Je ne retourne pas et je pars pour un autre trajet dans le manège. Le plaisir n’est pas le même, je me sens coupable et je regrette mon comportement. Au milieu du parcours, tout s’arrête brusquement. Quelqu’un crie. Je me tourne et je vois les flammes engloutir le flanc de la montagne. De nombreuses personnes commencent à comprendre et tentent de s’enfuir pour sauver leur vie, faisant trembler les sièges en bois et m’obligeant à m’agripper aux côtés de mon chariot pour ne pas tomber. Je suis seule et ne sais pas où aller, figée par la peur devant les flammes qui s’approchent. « Madeleine! » crie quelqu’un. Je me retourne et je vois Jerry qui arrive en courant. Je lève les yeux vers son visage meurtri et avant que je puisse dire quoi que soit, il me dit qu’il a vu les flammes de l’endroit où il a échappé à l’emprise de Monsieur Bernard et que nous devons quitter le cirque : le feu s’approche des sentiers. On se précipite pour trouver le chemin qui descend de la montagne, cependant le bordel s’est déjà installé et on fige sur place. Monsieur Bernard et ses ouvriers frappe les animaux, les forçant à retourner dans leurs cages et pressant leurs gestes pour qu’ils avancent rapidement. Cela m’a surprise; Jerry le remarque et dit avec tristesse : « C’est malheureusement la réalité dans un cirque ». « Monsieur Bernard t’a frappé? », je demande à Jerry. Il répond un « oui » presque muet, ce qui me fait ressentir sa tristesse. J’ai honte de mon comportement et de la façon dont j’ai traité mes parents. Je vois deux formes se détacher de la fumée, des silhouettes devenant de plus en plus familières avec la vitesse de leur course. « Maman?
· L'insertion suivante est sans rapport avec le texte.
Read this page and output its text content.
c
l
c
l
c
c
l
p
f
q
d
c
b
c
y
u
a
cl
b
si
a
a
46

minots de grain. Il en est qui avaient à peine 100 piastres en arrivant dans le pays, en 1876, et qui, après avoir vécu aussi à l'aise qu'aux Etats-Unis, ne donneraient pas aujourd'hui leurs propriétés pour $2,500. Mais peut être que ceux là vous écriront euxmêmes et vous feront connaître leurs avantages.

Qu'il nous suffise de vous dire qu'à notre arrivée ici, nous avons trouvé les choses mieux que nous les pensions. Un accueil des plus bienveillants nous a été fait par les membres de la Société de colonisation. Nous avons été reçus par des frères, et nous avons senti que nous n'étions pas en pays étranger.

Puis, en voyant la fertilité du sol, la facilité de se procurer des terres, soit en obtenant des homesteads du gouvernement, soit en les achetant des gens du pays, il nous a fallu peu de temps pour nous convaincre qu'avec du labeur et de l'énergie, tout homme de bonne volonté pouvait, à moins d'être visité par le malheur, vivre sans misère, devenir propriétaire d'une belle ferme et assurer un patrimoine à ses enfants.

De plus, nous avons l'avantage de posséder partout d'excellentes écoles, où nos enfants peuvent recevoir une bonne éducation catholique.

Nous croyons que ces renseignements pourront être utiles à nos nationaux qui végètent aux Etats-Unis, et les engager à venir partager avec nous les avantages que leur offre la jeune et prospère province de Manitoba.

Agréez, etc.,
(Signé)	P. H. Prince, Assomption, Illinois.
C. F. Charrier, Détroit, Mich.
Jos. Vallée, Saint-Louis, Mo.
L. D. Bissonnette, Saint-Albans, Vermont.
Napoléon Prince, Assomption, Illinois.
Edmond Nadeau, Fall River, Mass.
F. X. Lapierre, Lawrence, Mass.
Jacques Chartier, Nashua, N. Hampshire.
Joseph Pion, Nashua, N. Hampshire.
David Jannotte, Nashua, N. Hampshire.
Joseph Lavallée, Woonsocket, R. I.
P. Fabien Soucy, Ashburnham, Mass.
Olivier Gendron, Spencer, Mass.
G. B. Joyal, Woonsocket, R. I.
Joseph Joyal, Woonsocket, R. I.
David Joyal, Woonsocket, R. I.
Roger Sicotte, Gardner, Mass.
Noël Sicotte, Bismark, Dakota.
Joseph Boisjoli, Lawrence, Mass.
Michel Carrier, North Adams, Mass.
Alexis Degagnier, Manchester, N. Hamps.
Papa? » Je cours vers eux et leur dit très vite, les larmes aux yeux : « Je suis vraiment désolée, je ne veux pas faire partie d’un cirque. J’aime ma vie avec vous, ce n’est pas facile, mais c’est parfait.

– Madeleine, nous sommes désolés , dit maman, nous n’avons pas validé tes sentiments et nous t’avons dit de les ignorer, nous avions tort.

Nous nous embrassons tous et, lorsque nous nous séparons, nous regardons les flammes et courons ensemble pour nous mettre à l’abri à la base de la montagne. En marchant vers notre maison, mon père se tourne vers nous et rit : « Bien, c’est une bonne nouvelle que tu ne veuilles pas faire partie d’un cirque! »

 

Jeudi 10 décembre 1896

Cher journal,

Depuis l’incident du cirque, ma vie s’est améliorée. Mes parents et moi avons davantage de conversations sur le déroulement des cours, et nous travaillons ensemble pour améliorer notre anglais sans oublier qui nous sommes. Une autre nouvelle passionnante : mes parents ont décidé d’adopter Jerry! Après qu’il m’a sauvée du feu et que je leur ai raconté son histoire avec Monsieur Bernard, sans hésitation, ils ont décidé de l’accueillir. Je me sens moins seule au monde puisque j’ai un nouveau frère et un meilleur ami.